Demand for school places in London has risen significantly over the past decade, at a faster rate than in any other region of the country. While London has experienced a high demand for primary school places for a number of years, this demand is now shifting to secondary level as pupils reach secondary school age. Current projections highlight a shortfall of 45,355 places across primary and secondary schools in London until 2022/23, with the majority as secondary level. Meanwhile, London has seen a reduction in the birth rate of 6 per cent since 2012/13. This is likely to impact on the number of places needed in primary schools in the coming years.
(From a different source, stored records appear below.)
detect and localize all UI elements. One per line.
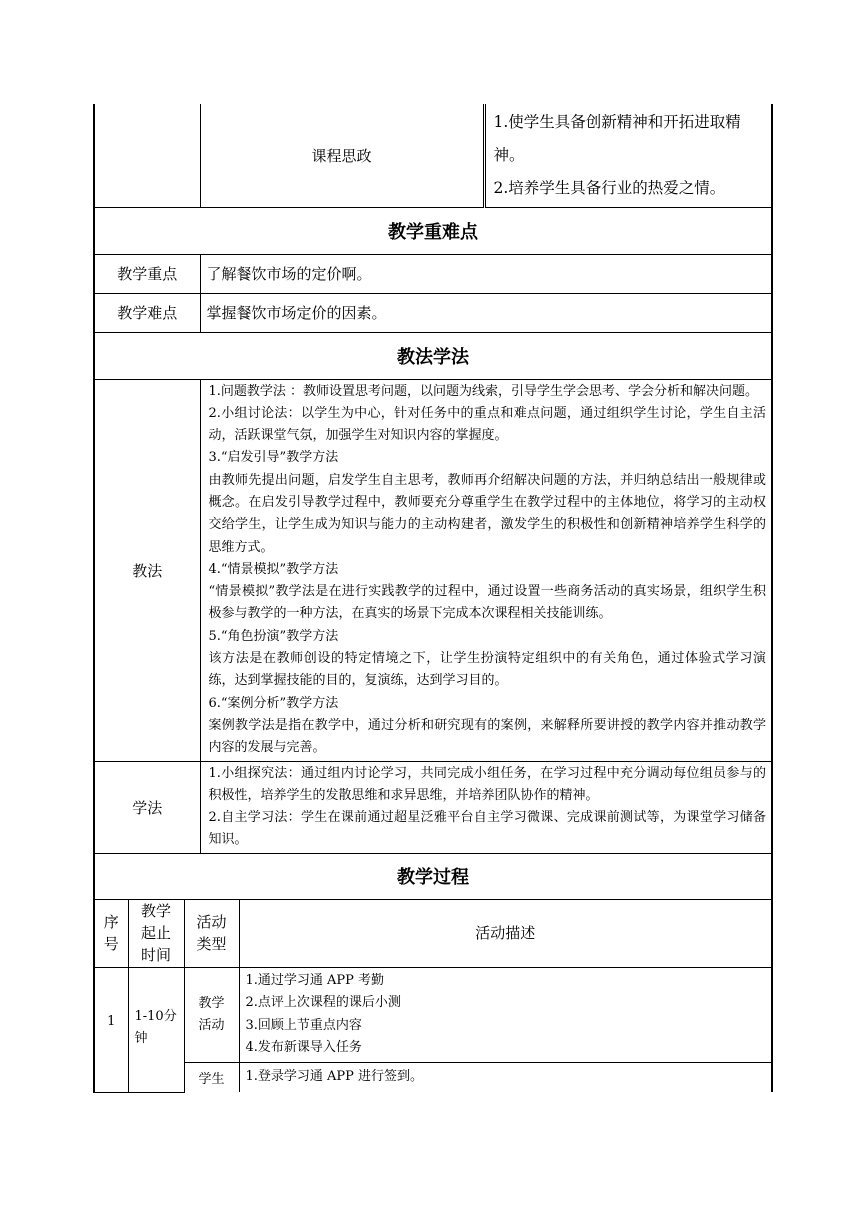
col-header-no: 序号 — [94, 899, 128, 967]
method-item: 3.“启发引导”教学方法 — [208, 450, 339, 466]
process-heading: 教学过程 — [94, 853, 772, 899]
method-item: 该方法是在教师创设的特定情境之下，让学生扮演特定组织中的有关角色，通过体验式学习演练，达到掌握技能的目的，复演练，达到学习目的。 — [208, 651, 767, 689]
row-time: 1-10分钟 — [128, 967, 184, 1092]
method-item: 2.自主学习法：学生在课前通过超星泛雅平台自主学习微课、完成课前测试等，为课堂学习储备知识。 — [208, 810, 767, 848]
ideology-goals — [484, 104, 772, 207]
activity-item: 3.回顾上节重点内容 — [245, 1017, 362, 1033]
row-activity-type: 教学活动 — [184, 967, 239, 1062]
teaching-method-label: 教法 — [94, 379, 200, 761]
methods-heading: 教法学法 — [94, 332, 772, 379]
activity-item: 2.点评上次课程的课后小测 — [245, 995, 401, 1011]
teaching-method-content — [200, 379, 772, 761]
learning-method-content — [200, 761, 772, 853]
row-student-desc — [239, 1062, 772, 1092]
key-point-label: 教学重点 — [94, 254, 200, 293]
row-number: 1 — [94, 967, 128, 1092]
goal-item: 2.培养学生具备行业的热爱之情。 — [493, 178, 726, 197]
col-header-time: 教学起止时间 — [128, 899, 184, 967]
key-points-heading: 教学重难点 — [94, 207, 772, 254]
method-item: 案例教学法是指在教学中，通过分析和研究现有的案例，来解释所要讲授的教学内容并推动教学内容的发展与完善。 — [208, 717, 767, 756]
method-item: 1.问题教学法 ：教师设置思考问题，以问题为线索，引导学生学会思考、学会分析和解决问题。 — [208, 383, 759, 399]
method-item: 5.“角色扮演”教学方法 — [208, 628, 339, 644]
method-item: 由教师先提出问题，启发学生自主思考，教师再介绍解决问题的方法，并归纳总结出一般规律或概念。在启发引导教学过程中，教师要充分尊重学生在教学过程中的主体地位，将学习的主动权交给学生，让学生成为知识与能力的主动构建者，激发学生的积极性和创新精神培养学生科学的思维方式。 — [208, 472, 767, 555]
col-header-desc: 活动描述 — [239, 899, 772, 967]
learning-method-label: 学法 — [94, 761, 200, 853]
method-item: 1.小组探究法：通过组内讨论学习，共同完成小组任务，在学习过程中充分调动每位组员参与的积极性，培养学生的发散思维和求异思维，并培养团队协作的精神。 — [208, 765, 767, 803]
method-item: 4.“情景模拟”教学方法 — [208, 561, 339, 577]
row-activity-desc — [239, 967, 772, 1062]
empty-cell — [94, 104, 200, 207]
difficult-point-text: 掌握餐饮市场定价的因素。 — [200, 293, 772, 332]
method-item: 6.“案例分析”教学方法 — [208, 695, 339, 711]
activity-item: 4.发布新课导入任务 — [245, 1040, 362, 1056]
method-item: “情景模拟”教学法是在进行实践教学的过程中，通过设置一些商务活动的真实场景，组织学生积极参与教学的一种方法，在真实的场景下完成本次课程相关技能训练。 — [208, 584, 767, 622]
method-item: 2.小组讨论法：以学生为中心，针对任务中的重点和难点问题，通过组织学生讨论，学生自主活动，活跃课堂气氛，加强学生对知识内容的掌握度。 — [208, 405, 767, 444]
activity-item: 1.通过学习通 APP 考勤 — [245, 972, 385, 988]
col-header-type: 活动类型 — [184, 899, 239, 967]
lesson-plan-table — [93, 104, 771, 1093]
difficult-point-label: 教学难点 — [94, 293, 200, 332]
goal-item: 1.使学生具备创新精神和开拓进取精神。 — [493, 112, 741, 164]
ideology-label: 课程思政 — [200, 104, 484, 207]
activity-item: 1.登录学习通 APP 进行签到。 — [245, 1069, 424, 1085]
key-point-text: 了解餐饮市场的定价啊。 — [200, 254, 772, 293]
row-student-type: 学生 — [184, 1062, 239, 1092]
Each year, London Councils produces an estimate of the number of new mainstream school places required to meet demand in the capital. This section outlines the recent trends in pupil numbers and the predicted shortfall in future years. Unlike previous Do The Maths publications, this year’s analysis is based on aggregating individual borough’s most recent shortfall estimates.

Pupil numbers

Since 2010/11, London has seen the largest increase in total pupil numbers of any region. From 2010/11 to 2017/18 total pupil numbers increased by 13 per cent across London, compared with 8 per cent national. This growth has occurred at both primary and secondary level. From 2010/11 to 2017/18, the number of secondary school pupils increased by 11 per cent in London, compared with a 2 per cent decrease across the rest of England. Over the same period, primary pupils increased by 14 per cent.

Main shortfall

Using boroughs’ shortfall estimates, a total of 43,335 new school places will be required in London over the next five years. Demand is increasingly focused on more costly and complex secondary phase, with three quarters of these places needed at secondary compared to a quarter at primary. Secondary shortfall is set to overtake primary demand this year.

Although the London wide picture is that of increasing shortfall, this is not a consistent trend across all boroughs. Indeed, some boroughs do not face a future shortfall using current estimates. Other boroughs may have an overall surplus of places at primary level, for example, due to the reasons highlighted above, but experience pressure on places in a particular area of the borough.